«Вы помните, – обращался Ленин к Луначарскому, – что Кампанелла в своем „Солнечном государстве“ говорит, что на стенах его фантастического социалистического города нарисованы фрески, которые служат для молодежи наглядным уроком по естествознанию, истории, возбуждают гражданское чувство – словом, участвуют в деле образования, воспитания новых поколений».
А в августе 1918 года в «Известиях» ВЦИК появилось постановление правительства за подписью В.И. Ленина «О постановке в Москве памятников великим людям». Был напечатан и список лиц, которые должны быть увековечены. Его по праву открывали Маркс и Энгельс, впервые показавшие человечеству научно обоснованный путь к справедливому обществу. Далее среди многих славных имен мы видим тех, кто, опережая часы истории, в одиночку боролись за справедливость и счастье людей, – Мора, Кампанеллу, Сен-Симона, Бабефа, Фурье, Оуэна. Мы видим здесь русских социалистов, впервые обратившихся к народу, к крестьянской борьбе за землю и волю, – Герцена, Белинского, Огарева, Чернышевского…
Их имена навеки начертаны в саду близ Кремля.
«Заговор справедливых» запечатлелся в душах людей.
Уже не одиночки, а миллионы видели впереди будущее справедливое общество. И не только мечтали о нем, а утверждали его сегодня, сейчас винтовкой и плугом. Силой отбирали несправедливо, обманом нажитую собственность, делая ее достоянием всего народа.
Народ, пришедший к власти в октябре 1917 года, не забыл своих предшественников. И эта память выразилась не только в монументах и в надписях на стенах. Она гораздо глубже. Сама теория марксизма вобрала в себя, впитала все ценное и разумное, что предвидели утописты.
Таковы, например, идеи великих утопистов об общественной собственности, обязательности труда для всех, о распределении по труду и по потребностям, об уничтожении неравенства людей, противоположности города и деревни, умственного и физического труда.
Именно поэтому Фридрих Энгельс говорил, что научный социализм стоит на плечах Сен-Симона, Фурье и Оуэна – «трех мыслителей, которые, несмотря на всю фантастичность и весь утопизм их учений, принадлежат к величайшим умам всех времен и которые гениально предвосхитили бесчисленное множество таких истин, правильность которых мы доказываем теперь научно».

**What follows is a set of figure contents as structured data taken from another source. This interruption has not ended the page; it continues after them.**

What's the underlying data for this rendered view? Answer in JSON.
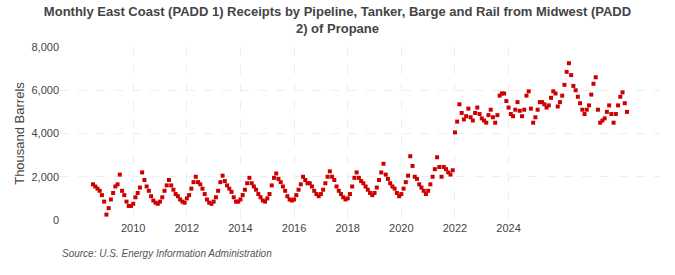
{
  "chart_data": {
    "type": "scatter",
    "title": "Monthly East Coast (PADD 1) Receipts by Pipeline, Tanker, Barge and Rail from Midwest (PADD\n2) of Propane",
    "ylabel": "Thousand Barrels",
    "annotations": [
      "Source: U.S. Energy Information Administration"
    ],
    "color": "#cc0000",
    "marker": "square",
    "grid": true,
    "ylim": [
      0,
      8000
    ],
    "yticks": [
      0,
      {
        "value": 2000,
        "label": "2,000"
      },
      {
        "value": 4000,
        "label": "4,000"
      },
      {
        "value": 6000,
        "label": "6,000"
      },
      {
        "value": 8000,
        "label": "8,000"
      }
    ],
    "categories": [
      null,
      null,
      null,
      null,
      null,
      null,
      null,
      null,
      null,
      null,
      null,
      null,
      null,
      null,
      null,
      null,
      null,
      null,
      "2010",
      null,
      null,
      null,
      null,
      null,
      null,
      null,
      null,
      null,
      null,
      null,
      null,
      null,
      null,
      null,
      null,
      null,
      null,
      null,
      null,
      null,
      null,
      null,
      "2012",
      null,
      null,
      null,
      null,
      null,
      null,
      null,
      null,
      null,
      null,
      null,
      null,
      null,
      null,
      null,
      null,
      null,
      null,
      null,
      null,
      null,
      null,
      null,
      "2014",
      null,
      null,
      null,
      null,
      null,
      null,
      null,
      null,
      null,
      null,
      null,
      null,
      null,
      null,
      null,
      null,
      null,
      null,
      null,
      null,
      null,
      null,
      null,
      "2016",
      null,
      null,
      null,
      null,
      null,
      null,
      null,
      null,
      null,
      null,
      null,
      null,
      null,
      null,
      null,
      null,
      null,
      null,
      null,
      null,
      null,
      null,
      null,
      "2018",
      null,
      null,
      null,
      null,
      null,
      null,
      null,
      null,
      null,
      null,
      null,
      null,
      null,
      null,
      null,
      null,
      null,
      null,
      null,
      null,
      null,
      null,
      null,
      "2020",
      null,
      null,
      null,
      null,
      null,
      null,
      null,
      null,
      null,
      null,
      null,
      null,
      null,
      null,
      null,
      null,
      null,
      null,
      null,
      null,
      null,
      null,
      null,
      "2022",
      null,
      null,
      null,
      null,
      null,
      null,
      null,
      null,
      null,
      null,
      null,
      null,
      null,
      null,
      null,
      null,
      null,
      null,
      null,
      null,
      null,
      null,
      null,
      "2024",
      null,
      null,
      null,
      null,
      null,
      null,
      null,
      null,
      null,
      null,
      null,
      null,
      null,
      null,
      null,
      null,
      null,
      null,
      null,
      null,
      null,
      null,
      null,
      null,
      null,
      null,
      null,
      null,
      null,
      null,
      null,
      null,
      null,
      null,
      null,
      null,
      null,
      null,
      null,
      null,
      null,
      null,
      null,
      null,
      null,
      null,
      null,
      null,
      null,
      null,
      null,
      null,
      null
    ],
    "values": [
      1650,
      1550,
      1450,
      1350,
      1150,
      850,
      250,
      550,
      950,
      1250,
      1550,
      1650,
      2100,
      1350,
      1150,
      850,
      650,
      650,
      750,
      1050,
      1250,
      1500,
      2200,
      1850,
      1550,
      1350,
      1100,
      900,
      800,
      750,
      850,
      1050,
      1350,
      1600,
      1850,
      1600,
      1400,
      1200,
      1100,
      950,
      850,
      800,
      1000,
      1150,
      1450,
      1750,
      2000,
      1750,
      1650,
      1450,
      1200,
      950,
      800,
      750,
      850,
      1050,
      1350,
      1750,
      2050,
      1800,
      1600,
      1450,
      1300,
      1050,
      850,
      850,
      950,
      1150,
      1400,
      1700,
      1950,
      1700,
      1550,
      1400,
      1200,
      1050,
      900,
      850,
      1000,
      1200,
      1600,
      1950,
      2150,
      1900,
      1750,
      1550,
      1350,
      1100,
      950,
      900,
      950,
      1150,
      1400,
      1650,
      2000,
      1850,
      1700,
      1700,
      1550,
      1350,
      1200,
      1100,
      1200,
      1400,
      1700,
      2000,
      2250,
      2000,
      1850,
      1550,
      1350,
      1200,
      1050,
      950,
      1000,
      1200,
      1550,
      1950,
      2200,
      1950,
      1800,
      1700,
      1550,
      1400,
      1250,
      1150,
      1250,
      1500,
      1850,
      2200,
      2600,
      2100,
      1900,
      1700,
      1550,
      1450,
      1250,
      1100,
      1200,
      1450,
      1750,
      2050,
      2950,
      2500,
      2000,
      1900,
      1650,
      1500,
      1350,
      1200,
      1350,
      1650,
      2000,
      2350,
      2900,
      2450,
      2000,
      2450,
      2350,
      2200,
      2100,
      2300,
      4050,
      4550,
      5350,
      4950,
      4650,
      4800,
      5150,
      4750,
      4600,
      4950,
      5200,
      4900,
      4700,
      4600,
      4500,
      4850,
      5100,
      4750,
      4500,
      4850,
      5750,
      5850,
      5850,
      5500,
      5200,
      4900,
      4800,
      5100,
      5450,
      5050,
      4800,
      5100,
      5750,
      5950,
      5150,
      4500,
      4750,
      5100,
      5450,
      5450,
      5350,
      5200,
      5300,
      5650,
      5950,
      5850,
      5250,
      5450,
      5750,
      6250,
      6850,
      7250,
      6700,
      6200,
      6000,
      5700,
      5400,
      5100,
      4900,
      5100,
      5300,
      5800,
      6300,
      6600,
      5100,
      4500,
      4600,
      4700,
      5000,
      5300,
      4900,
      4500,
      4900,
      5300,
      5700,
      5900,
      5400,
      5000
    ]
  }
}
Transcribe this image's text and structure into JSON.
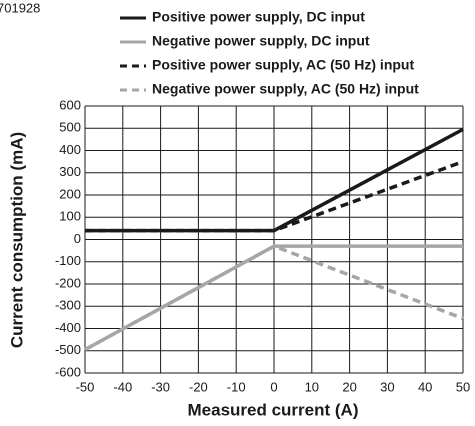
{
  "chart_data": {
    "type": "line",
    "annotation": "701928",
    "xlabel": "Measured current (A)",
    "ylabel": "Current consumption (mA)",
    "x": [
      -50,
      0,
      50
    ],
    "series": [
      {
        "name": "Positive power supply, DC input",
        "color": "#1a1a1a",
        "style": "solid",
        "values": [
          40,
          40,
          495
        ]
      },
      {
        "name": "Negative power supply, DC input",
        "color": "#a6a6a6",
        "style": "solid",
        "values": [
          -495,
          -30,
          -30
        ]
      },
      {
        "name": "Positive power supply, AC (50 Hz) input",
        "color": "#1a1a1a",
        "style": "dashed",
        "values": [
          40,
          40,
          350
        ]
      },
      {
        "name": "Negative power supply, AC (50 Hz) input",
        "color": "#a6a6a6",
        "style": "dashed",
        "values": [
          -495,
          -30,
          -355
        ]
      }
    ],
    "xlim": [
      -50,
      50
    ],
    "xticks": [
      -50,
      -40,
      -30,
      -20,
      -10,
      0,
      10,
      20,
      30,
      40,
      50
    ],
    "ylim": [
      -600,
      600
    ],
    "yticks": [
      -600,
      -500,
      -400,
      -300,
      -200,
      -100,
      0,
      100,
      200,
      300,
      400,
      500,
      600
    ],
    "grid": true
  }
}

В чем же различие между социализмом научным и социализмом утопическим?
Прежде всего в том, что, когда писали великие мечтатели – в шестнадцатом, восемнадцатом и даже в начале девятнадцатого века, – для социализма еще не было почвы.
Отдельные мануфактуры, мастерские, фабрики еще могли развиваться сами по себе, почти без связи друг с другом. Карету или мельничные жернова, фарфоровые сервизы или часы целиком производили в одном месте. Все – от начала и до конца. Каждый хозяин старался быть независимым от другого. Значит, еще и не было неизбежной, настоятельной потребности в объединении, в единой собственности. Значит, и планы создания такой общей собственности повисали в воздухе, то есть были еще утопическими.
А вот когда развивается специализация мастерских и фабрик, когда в производстве одной иголки участвует как бы все общество, тогда такая потребность появляется.
Действительно, одни добывают руду, другие выплавляют металл, третьи уголь для печей, четвертые везут по железной дороге или реке металл и уголь, пятые обрабатывают металлическую болванку, шестые делают станки для этой обработки, седьмые упаковывают и продают эту иголку. Вот здесь-то и нужны объединение, единый план, общая собственность. Так что идеи социализма перестали быть несбыточными.
Но это лишь часть дела.
Другая состоит в том, что ни в шестнадцатом, ни в восемнадцатом, ни даже в начале девятнадцатого века еще не было силы, которая могла бы сокрушить существующий строй и утвердить новое справедливое общество.
Крестьяне? Но они были неорганизованны, разобщены. Кроме того – и это главное – крестьяне были собственниками. Они поднимались на революционную борьбу против помещиков, владевших землей, против чиновников, душивших налогами и поборами. Однако, захватив – по справедливости – помещичьи земли, крестьяне остановились бы на этом. Они сами не думали отказываться от частной собственности. Более того, они хотели разбогатеть. И многие капиталисты – сперва малые, а потом и большие: трактирщики, крупные фермеры, лавочники, владельцы складов, мельниц – вышли из крестьян. Это были вчерашние крестьяне. Так что полной справедливости, полной ликвидации частной собственности и угнетения человека человеком этот класс добиться не мог, да и не хотел.